13. The Court takes judicial notice that the requirements that the jury not speak with one another or with nonjurors is enforced during an ongoing trial by frequent reinstruction by the trial judge. The possi *578 bility of disobeying these strictures, intentionally or unintentionally, is necessarily greater when continuances leave the jury at large for a long period of time.

14. Judge Flannery had conducted the voir dire of the jury in this case and had unique experience both with the jury and with the facts and issues, as evidenced by the daily transcripts and his rulings on several motions in the case, which would not have been transmitted to a judge newly assigned five weeks after the trial commenced.
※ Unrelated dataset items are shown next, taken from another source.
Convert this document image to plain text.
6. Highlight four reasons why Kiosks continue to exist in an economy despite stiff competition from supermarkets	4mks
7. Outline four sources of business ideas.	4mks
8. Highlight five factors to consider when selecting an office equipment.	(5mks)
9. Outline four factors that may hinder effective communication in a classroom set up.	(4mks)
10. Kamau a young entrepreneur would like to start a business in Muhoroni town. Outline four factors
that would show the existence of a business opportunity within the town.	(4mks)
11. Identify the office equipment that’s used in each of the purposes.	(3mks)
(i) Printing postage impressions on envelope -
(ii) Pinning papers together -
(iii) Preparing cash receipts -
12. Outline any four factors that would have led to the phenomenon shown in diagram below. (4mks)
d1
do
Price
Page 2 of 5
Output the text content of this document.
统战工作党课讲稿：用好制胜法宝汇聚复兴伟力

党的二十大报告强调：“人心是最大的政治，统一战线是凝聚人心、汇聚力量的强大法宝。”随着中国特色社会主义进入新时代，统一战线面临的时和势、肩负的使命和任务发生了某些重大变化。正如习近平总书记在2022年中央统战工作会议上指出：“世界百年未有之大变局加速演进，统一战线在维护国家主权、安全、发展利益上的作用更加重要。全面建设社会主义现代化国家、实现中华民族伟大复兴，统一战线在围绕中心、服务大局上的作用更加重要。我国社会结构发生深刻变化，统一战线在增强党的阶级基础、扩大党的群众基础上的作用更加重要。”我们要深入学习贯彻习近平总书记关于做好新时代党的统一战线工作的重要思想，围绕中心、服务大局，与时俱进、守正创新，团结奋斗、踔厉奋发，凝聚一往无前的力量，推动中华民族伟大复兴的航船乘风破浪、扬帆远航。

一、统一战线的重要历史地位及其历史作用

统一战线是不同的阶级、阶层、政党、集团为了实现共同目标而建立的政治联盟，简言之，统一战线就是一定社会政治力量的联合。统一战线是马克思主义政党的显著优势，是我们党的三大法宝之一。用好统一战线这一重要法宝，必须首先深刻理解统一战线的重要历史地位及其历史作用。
15. On November 14, and again on November 20, Judge Gesell obviated a mistrial by granting two continuances in the hope of Judge Flannery’s quick recovery. In view of Judge Flannery’s continued illness and the unavailability of any judge to resume the trial promptly, on November 27 the remaining alternatives to a mistrial were: (1) holding the jury until Judge Flannery could resume trial no earlier than January, 1979, five weeks later, or (2) holding the jury until the case could be reassigned to another judge and that judge could resume the trial in a manner consistent with his other judicial responsibilities. Judge Gesell canvassed and considered both these alternatives, and exercised sound discretion in rejecting both.

16. At the hearing on November 27, the defendants proposed no alternatives beyond waiting for another judge to become available, see Appendix 4.

CONCLUSIONS OF LAW

1. When a criminal defendant objects to the declaration of a mistrial, retrial is barred unless the mistrial was the result of “manifest necessity.” The Supreme Court has frequently cited Justice Story’s formulation of the test of manifest necessity:

We think that in all cases of this nature, the law has invested Courts of justice with the authority to discharge a jury from giving any verdict, whenever, in their opinion, taking all the circumstances into consideration, there is manifest necessity for the act, or the ends of public justice would otherwise be defeated. They are to exercise a sound discretion on the subject; and it is impossible to define all the circumstances, which would render it proper to interfere. To be sure, the power ought to be used with the greatest caution under urgent circumstances, and for very plain and obvious causes . . . But, after all, they have the right to order the discharge; and the security which the public have for the faithful, sound, and conscientious exercise of this discretion, rests, in this as in other cases, upon the responsibility of the Judges, under their oaths of office.

United States v. Perez, 9 Wheat. 579, 580, 6 L.Ed. 165 (1824), quoted in Arizona v. Washington, 434 U.S. 497, 98 S.Ct. 824, n. 18 at 830, 54 L.Ed.2d 717 (1978).

2. No mechanical rule exists for the determination of manifest necessity; nonetheless, it is clear that the standard does not require that a mistrial be “necessary” “[i]n a strict literal sense.” Arizona v. Washington, supra at 830-31. While generalization in this complex area is hazardous, manifest necessity has most often been found in cases where, for circumstances beyond the control of the parties or the court, it is no longer possible to conduct a fair trial before the judge or jury and no longer possible to reach a fair result based upon the evidence. See Illinois v. Somerville, 410 U.S. 458, 460-71, 93 S.Ct. 1066, 35 L.Ed.2d 425 (1973).